Sediments may contain 100 to 1000 fold higher fecal coliform abundances than the overlying water column (Nagvenkar and Ramaiah 2009). The TVC in sediment was < 9.3 ± 1.1 × 107 g−1 dry wt. in the Mandovi and Zuari river area (Nagvenkar and Ramaiah 2009). But during the present investigation the TVC population in the sediments was low (2.4–94.0 [×104] g−1 dry wt) compared to above studies, owing to a smaller river basin (5369 sq. km2) and subsequently less intense natural and anthropogenic activities. As a result, bacteria levels increase by concomitant resuspension with sediments and/or resuspension of sediments with attached bacteria (Byamukama et al. 2005). Co-sedimentation, i.e., the joint deposition of sediment particles and bacteria is most likely the only way bacteria will settle in running waters (Wilkinson et al. 1995). The sediment/ bacteria association is further complicated by the potentially transient nature of the floc/bacteria relationship, due to the dynamic nature of flocculation processes. When viable bacteria attach to sediments, they are protected and their survival is enhanced (Droppo et al. 2009).
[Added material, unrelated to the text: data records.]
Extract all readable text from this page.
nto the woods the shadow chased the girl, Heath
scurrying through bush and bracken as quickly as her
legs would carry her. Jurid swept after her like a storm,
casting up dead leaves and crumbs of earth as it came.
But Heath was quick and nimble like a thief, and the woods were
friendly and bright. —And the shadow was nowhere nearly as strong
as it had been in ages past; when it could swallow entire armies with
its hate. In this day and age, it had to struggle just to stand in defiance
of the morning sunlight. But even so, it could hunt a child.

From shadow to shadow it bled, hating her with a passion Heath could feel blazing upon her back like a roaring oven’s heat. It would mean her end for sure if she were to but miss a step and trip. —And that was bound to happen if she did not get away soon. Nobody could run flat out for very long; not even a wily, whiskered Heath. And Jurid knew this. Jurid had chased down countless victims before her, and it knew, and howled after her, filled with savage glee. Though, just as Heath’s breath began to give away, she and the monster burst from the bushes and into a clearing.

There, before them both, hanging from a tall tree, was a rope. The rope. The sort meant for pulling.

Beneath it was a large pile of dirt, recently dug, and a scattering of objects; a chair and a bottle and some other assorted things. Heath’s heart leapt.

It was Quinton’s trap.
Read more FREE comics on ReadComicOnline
The Tamiraparani river is continuously polluted in the middle and lower stretch due to mass bathing (human and livestock), and indiscriminate sewage and septic tank waste discharges from the Tirunelveli municipality. However, the river demonstrated a considerable capacity and resilience to recover from pollution between these areas. It should be noted that the intrinsic capacity of water systems to recover from pollution is essential for restoring water quality to a pre-pollution status (Vagnetti et al. 2003). The geochemical levels show a pronounced variation over spatial and seasonal changes and infer a good quality of nature throughout the river basin (Kumarasamy et al. 2013). The poor/unsanitated dwellings and travelers/pilgrims depend largely on the river for their basic hygiene. The presence of such indicator organisms may provide an indication of waterborne problems and is a direct threat to human and animal health. Their abundance in the Tamiraparani river system suggests that they might provide suitable bio-indicators of enteric contamination. The river is mainly passing through several rural areas that have many small animal farms, and huge amounts of fecal excreta are dropped into the river system daily. Also, many pasture animals access this river system for their drinking purposes. In addition, large amounts of domestic sewage and small amounts of industrial effluents are discharged into the riverine system from urban/rural areas.

5 Conclusions

The present water/sediment quality bacteriological investigation suggests that the studied sites were heavily contaminated with TC, TS and pathogens. It is challenging at present to attribute fecal pollution to specific sources in the Tamiraparani river catchment area although people/livestock could be the main contributing sources. Geochemically, although the river water characteristics range within permissible limits, most of the samples were found to have higher bacterial indicator levels than those demanded by the Bureau of Indian Standards and NRCD. In both water and sediment samples, the highest counts of bacteria were reported in November and May and moderate counts were made in other months. Higher bacterial densities were noted in the upper, middle and lower stretches at Thenkasi (S7), Tirunelveli (S13) and Punnakayal (S22), respectively, due to dense populations, mass visiting, and holy dipping. Among the five pathogenic bacterial examinations, Escherichia coli density exhibited the highest sensitivity to water quality changes. Based on this observation, the microbial contaminated communities were not associated with geochemical parameters. Guidelines to protect surface water quality of the Tamiraparani river are demanded.